John Boyce
John Boyce Cultivate SA, Core Team Member

Bio:
John has over 45 years of experience in various aspects of food production, food safety, quality assurance, sanitation, training, and auditing. He spent twenty-five years with Trident Seafoods, starting as a crab fisherman and then working in roles as plant manager, corporate HR, regulatory compliance, national account sales, FSQA, and then as the Director of Training and Development for the company. He worked as a technical sales rep for four years with Diversey, helping clients with their sanitation programs. John spent eight years with AIB International, providing GMP and HACCP audits all over the world. He is now an independent food safety consultant based in Vancouver, British Columbia. He’s currently serving as the Vice Chair of the Seafood Quality & Safety Professional Development Group (PDG) of the International Association for Food Protection (IAFP) and is also on the DEI council for IAFP. He enjoys working with clients to help them ensure food-safe products and he’s a core team member at Cultivate SA, helping companies assess and change their food safety cultures.

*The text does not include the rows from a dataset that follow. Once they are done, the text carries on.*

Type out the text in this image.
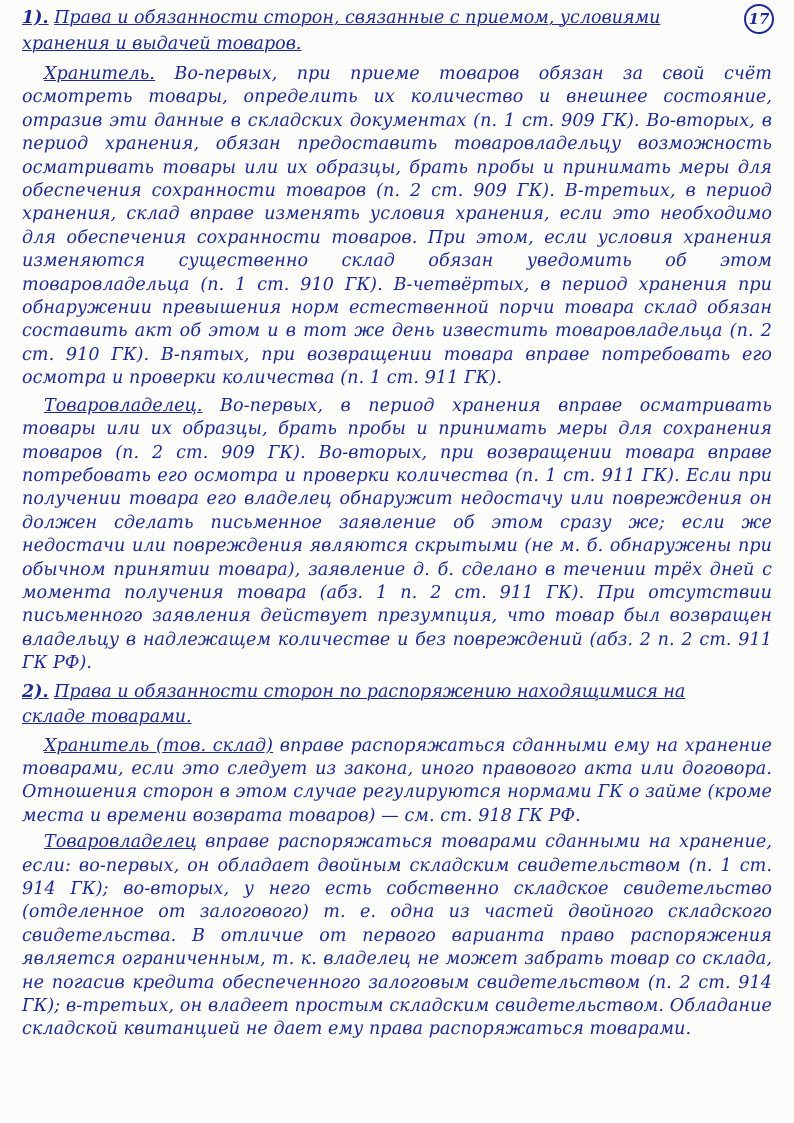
17

1). Права и обязанности сторон, связанные с приемом, условиями хранения и выдачей товаров.

Хранитель. Во-первых, при приеме товаров обязан за свой счёт осмотреть товары, определить их количество и внешнее состояние, отразив эти данные в складских документах (п. 1 ст. 909 ГК). Во-вторых, в период хранения, обязан предоставить товаровладельцу возможность осматривать товары или их образцы, брать пробы и принимать меры для обеспечения сохранности товаров (п. 2 ст. 909 ГК). В-третьих, в период хранения, склад вправе изменять условия хранения, если это необходимо для обеспечения сохранности товаров. При этом, если условия хранения изменяются существенно склад обязан уведомить об этом товаровладельца (п. 1 ст. 910 ГК). В-четвёртых, в период хранения при обнаружении превышения норм естественной порчи товара склад обязан составить акт об этом и в тот же день известить товаровладельца (п. 2 ст. 910 ГК). В-пятых, при возвращении товара вправе потребовать его осмотра и проверки количества (п. 1 ст. 911 ГК).

Товаровладелец. Во-первых, в период хранения вправе осматривать товары или их образцы, брать пробы и принимать меры для сохранения товаров (п. 2 ст. 909 ГК). Во-вторых, при возвращении товара вправе потребовать его осмотра и проверки количества (п. 1 ст. 911 ГК). Если при получении товара его владелец обнаружит недостачу или повреждения он должен сделать письменное заявление об этом сразу же; если же недостачи или повреждения являются скрытыми (не м. б. обнаружены при обычном принятии товара), заявление д. б. сделано в течении трёх дней с момента получения товара (абз. 1 п. 2 ст. 911 ГК). При отсутствии письменного заявления действует презумпция, что товар был возвращен владельцу в надлежащем количестве и без повреждений (абз. 2 п. 2 ст. 911 ГК РФ).

2). Права и обязанности сторон по распоряжению находящимися на складе товарами.

Хранитель (тов. склад) вправе распоряжаться сданными ему на хранение товарами, если это следует из закона, иного правового акта или договора. Отношения сторон в этом случае регулируются нормами ГК о займе (кроме места и времени возврата товаров) — см. ст. 918 ГК РФ.

Товаровладелец вправе распоряжаться товарами сданными на хранение, если: во-первых, он обладает двойным складским свидетельством (п. 1 ст. 914 ГК); во-вторых, у него есть собственно складское свидетельство (отделенное от залогового) т. е. одна из частей двойного складского свидетельства. В отличие от первого варианта право распоряжения является ограниченным, т. к. владелец не может забрать товар со склада, не погасив кредита обеспеченного залоговым свидетельством (п. 2 ст. 914 ГК); в-третьих, он владеет простым складским свидетельством. Обладание складской квитанцией не дает ему права распоряжаться товарами.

Sanitation is critical to the success of your IPM program

Abstract:
One role of sanitation is often overlooked. Believe it or not, the folks that clean our plants or our vessels play a key role in the success of our IPM (Integrated Pest Management) program. In addition to the primary tasks of cleaning, employees should be working to deny pests ingress to our facility and to limit the food, water, and shelter that pests need to survive and breed. It is thus vital that each and every employee understands the signs of pest activity and the need to report what they see. Further, they need to understand the risks associated with their own behaviors, such as the common problem of doors being left wide open at night during the sanitation shifts or hatches left open onboard processing vessels.

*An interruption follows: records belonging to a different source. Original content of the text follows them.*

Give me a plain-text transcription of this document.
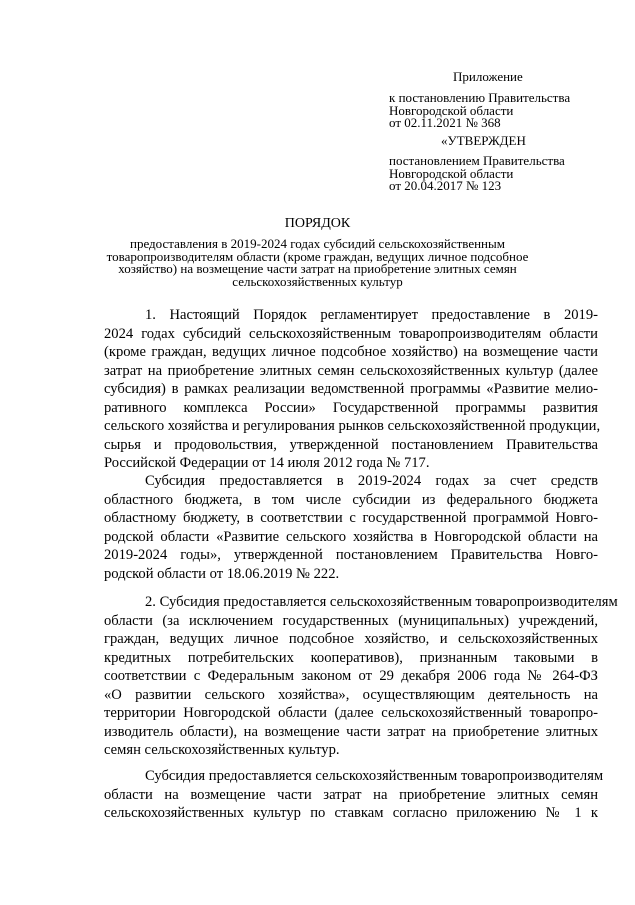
Приложение
к постановлению Правительства
Новгородской области
от 02.11.2021 № 368
«УТВЕРЖДЕН
постановлением Правительства
Новгородской области
от 20.04.2017 № 123
ПОРЯДОК
предоставления в 2019-2024 годах субсидий сельскохозяйственным
товаропроизводителям области (кроме граждан, ведущих личное подсобное
хозяйство) на возмещение части затрат на приобретение элитных семян
сельскохозяйственных культур
1. Настоящий Порядок регламентирует предоставление в 2019-
2024 годах субсидий сельскохозяйственным товаропроизводителям области
(кроме граждан, ведущих личное подсобное хозяйство) на возмещение части
затрат на приобретение элитных семян сельскохозяйственных культур (далее
субсидия) в рамках реализации ведомственной программы «Развитие мелио-
ративного комплекса России» Государственной программы развития
сельского хозяйства и регулирования рынков сельскохозяйственной продукции,
сырья и продовольствия, утвержденной постановлением Правительства
Российской Федерации от 14 июля 2012 года № 717.
Субсидия предоставляется в 2019-2024 годах за счет средств
областного бюджета, в том числе субсидии из федерального бюджета
областному бюджету, в соответствии с государственной программой Новго-
родской области «Развитие сельского хозяйства в Новгородской области на
2019-2024 годы», утвержденной постановлением Правительства Новго-
родской области от 18.06.2019 № 222.
2. Субсидия предоставляется сельскохозяйственным товаропроизводителям
области (за исключением государственных (муниципальных) учреждений,
граждан, ведущих личное подсобное хозяйство, и сельскохозяйственных
кредитных потребительских кооперативов), признанным таковыми в
соответствии с Федеральным законом от 29 декабря 2006 года № 264-ФЗ
«О развитии сельского хозяйства», осуществляющим деятельность на
территории Новгородской области (далее сельскохозяйственный товаропро-
изводитель области), на возмещение части затрат на приобретение элитных
семян сельскохозяйственных культур.
Субсидия предоставляется сельскохозяйственным товаропроизводителям
области на возмещение части затрат на приобретение элитных семян
сельскохозяйственных культур по ставкам согласно приложению № 1 к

Do engaged, informed, and empowered sanitation workers act as a predictor of success for an integrated pest management program? Indeed, imagine having a frontline sanitation team upon which you can rely to manage existing risks and to identify new ones through peer observations. And one that, because of its food safety risk management behaviors, dramatically reduces the potential of product contamination due to pest activity. We can achieve that engagement by looking at the shared values, norms, and beliefs prevailing in the company about food safety (and particularly looking at the culture of the sanitation crew) and actively working to improve that culture.